PARIS (Reuters) - Atos said on Thursday it would pursue its “friendly” bid for chipmaker Gemalto, despite a rejection of the French technology company’s 4.3 billion euro ($5 billion) offer.
The unsolicited bid comes after a difficult period for Franco-Dutch Gemalto, which has lost close to 40 percent of its stock market value over the last twelve months following a string of profits warnings.
Gemalto called the 46 euro per share Atos offer to create a digital security leader “opportunistic” late on Wednesday, although chief executive Philippe Vallee did not completely shut the door on a deal in an interview with French newspaper Les Echos.
Gemalto’s biggest shareholder, German billionaire family Quandt, supported the firm’s stance, a spokesman for the family said on Thursday. The Quandts own more than 10 percent of Gemalto’s shares, he added.

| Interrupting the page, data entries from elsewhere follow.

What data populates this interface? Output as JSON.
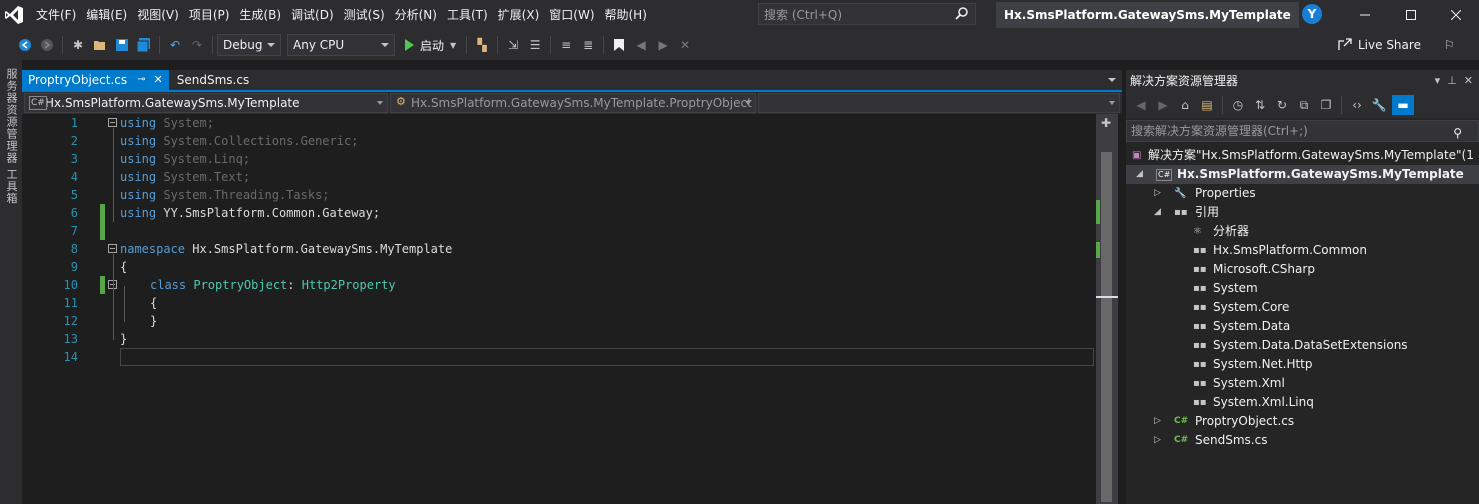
{
  "menu": [
    "文件(F)",
    "编辑(E)",
    "视图(V)",
    "项目(P)",
    "生成(B)",
    "调试(D)",
    "测试(S)",
    "分析(N)",
    "工具(T)",
    "扩展(X)",
    "窗口(W)",
    "帮助(H)"
  ],
  "search": {
    "placeholder": "搜索 (Ctrl+Q)"
  },
  "window_title": "Hx.SmsPlatform.GatewaySms.MyTemplate",
  "user_initial": "Y",
  "toolbar": {
    "config": "Debug",
    "platform": "Any CPU",
    "start_label": "启动",
    "live_share": "Live Share"
  },
  "left_strip": "服务器资源管理器  工具箱",
  "tabs": [
    {
      "label": "ProptryObject.cs",
      "active": true
    },
    {
      "label": "SendSms.cs",
      "active": false
    }
  ],
  "navbar": {
    "project": "Hx.SmsPlatform.GatewaySms.MyTemplate",
    "type": "Hx.SmsPlatform.GatewaySms.MyTemplate.ProptryObject"
  },
  "code_lines": [
    {
      "n": "1",
      "text": "using System;"
    },
    {
      "n": "2",
      "text": "using System.Collections.Generic;"
    },
    {
      "n": "3",
      "text": "using System.Linq;"
    },
    {
      "n": "4",
      "text": "using System.Text;"
    },
    {
      "n": "5",
      "text": "using System.Threading.Tasks;"
    },
    {
      "n": "6",
      "text": "using YY.SmsPlatform.Common.Gateway;"
    },
    {
      "n": "7",
      "text": ""
    },
    {
      "n": "8",
      "text": "namespace Hx.SmsPlatform.GatewaySms.MyTemplate"
    },
    {
      "n": "9",
      "text": "{"
    },
    {
      "n": "10",
      "text": "class ProptryObject: Http2Property"
    },
    {
      "n": "11",
      "text": "{"
    },
    {
      "n": "12",
      "text": "}"
    },
    {
      "n": "13",
      "text": "}"
    },
    {
      "n": "14",
      "text": ""
    }
  ],
  "solution_explorer": {
    "title": "解决方案资源管理器",
    "search_placeholder": "搜索解决方案资源管理器(Ctrl+;)",
    "solution": "解决方案\"Hx.SmsPlatform.GatewaySms.MyTemplate\"(1",
    "project": "Hx.SmsPlatform.GatewaySms.MyTemplate",
    "properties": "Properties",
    "references": "引用",
    "analyzer": "分析器",
    "refs": [
      "Hx.SmsPlatform.Common",
      "Microsoft.CSharp",
      "System",
      "System.Core",
      "System.Data",
      "System.Data.DataSetExtensions",
      "System.Net.Http",
      "System.Xml",
      "System.Xml.Linq"
    ],
    "files": [
      "ProptryObject.cs",
      "SendSms.cs"
    ]
  },
  "colors": {
    "accent": "#007acc",
    "keyword": "#569cd6",
    "type": "#4ec9b0",
    "line_number": "#2b91af",
    "change_marker": "#57a64a"
  }
}
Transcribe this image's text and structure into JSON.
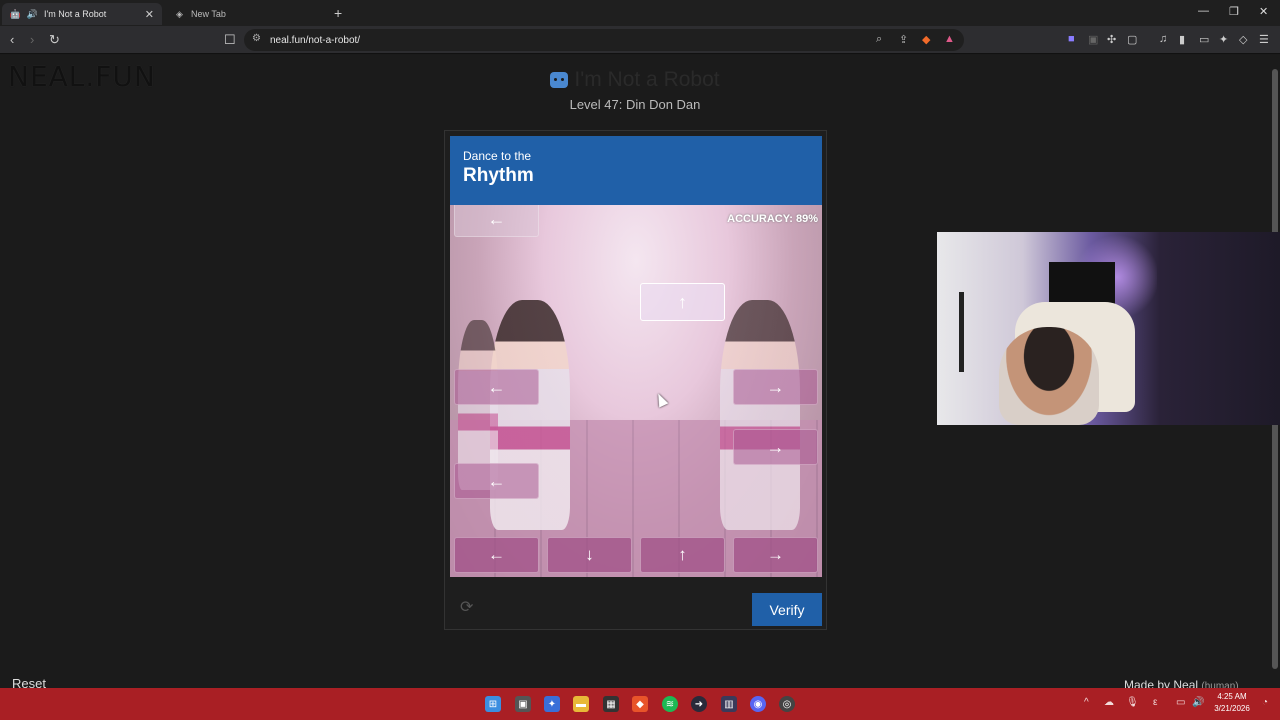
{
  "browser": {
    "tabs": [
      {
        "label": "I'm Not a Robot",
        "active": true
      },
      {
        "label": "New Tab",
        "active": false
      }
    ],
    "url": "neal.fun/not-a-robot/"
  },
  "site": {
    "logo": "NEAL.FUN",
    "title": "I'm Not a Robot",
    "level": "Level 47: Din Don Dan"
  },
  "captcha": {
    "instruction_small": "Dance to the",
    "instruction_big": "Rhythm",
    "accuracy": "ACCURACY: 89%",
    "falling_notes": [
      "←",
      "↑",
      "←",
      "→",
      "→",
      "←"
    ],
    "targets": [
      "←",
      "↓",
      "↑",
      "→"
    ],
    "verify_label": "Verify",
    "reload_icon": "refresh-icon"
  },
  "footer": {
    "reset": "Reset",
    "made_by": "Made by Neal",
    "made_by_note": "(human)"
  },
  "taskbar": {
    "time": "4:25 AM",
    "date": "3/21/2026"
  },
  "colors": {
    "accent_blue": "#2060a8",
    "taskbar_red": "#a91f24",
    "note_pink": "#a05087"
  }
}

Atos, meanwhile, repeated its readiness to open talks, saying in a statement it was confident Gemalto’s board would engage in talks and that it still had “friendly intentions”.
The share reaction on Thursday showed investors were hoping for an improved bid from Atos, with shares in Gemalto, the world’s largest maker of chips found in mobile phones and credit cards, trading above 47 euros at 1456 GMT.
“The most likely scenario for us is that Atos raises its
offer,” Philippe Cohen, fund manager at Kiplink Finance, said.
“Atos started with a low price, which is logical in thistype of negotiation. There’s also the scenario of a ‘whiteknight’, probably French, such as Thales for example.”
Shares in Gemalto, which is run out of France but listed in the Netherlands, have surged since news of the Atos bid. They had fallen heavily after four profit warnings since October 2016.
Atos shares were 2.4 percent lower at 130.5 euros as investors priced in the likelihood of it having to pay more for its target if it pursues the chase.
Gemalto’s SIM cards have equipped millions of phones, but it has been moving away from this slowing business, trying to grab a share of fast-growing cybersecurity instead.
Gemalto has developed electronic passports with biometric features that are used by 30 countries. It has also developed software for digital banking and data encryption for companies.
Its customers include U.S. telecom operator Verizon and online retailers Amazon and Alibaba.
Gemalto has also attracted the attention of governments around the world for its technologies which are key to surveillance apparatus.
In 2015, it said U.S. and British spies were likely to have hacked it in an attempt to steal codes that protect the privacy of billions of mobile phone users.
Finance Minister Bruno Le Maire said the government will keep a close eye over the impact on jobs and technologies that are deemed important to France’s sovereignty.
State-owned investment bank Bpifrance, which is Gemalto’s second-biggest shareholder, said that it was favorable to consolidation between two French companies in the tech sector.
Gemalto’s French unions, which are negotiating on the terms of a 288 job cut plan in the country, appeared divided on whether to support Atos’ bid or not.
“If we can get some visibility on job cuts, we’ll clearly be in favor of the bid,” said Anthony Vella, the union leader for CFE-CGC at Gemalto, as he was taking a break from a works council on Thursday.
Alexandre Benoit, a union leader for CFDT, disagreed.
“If we get bought, the situation is likely to be even worse down the road,” he said, citing the cost savings that Atos might want to generate out of the merger.
Vallee came to meet union leaders on Thursday morning to tell them that Gemalto would be better off on its own, the two union officials said. Gemalto also jointly asked to meet Le Maire and Atos’s Thierry Breton, who became chief executive nine years ago.
Atos’ revenue has more than doubled since 2008 to reach 11.7 billion euros in 2016, having bought assets from Germany’s Siemens, U.S. group Xerox and France-based computer company Bull.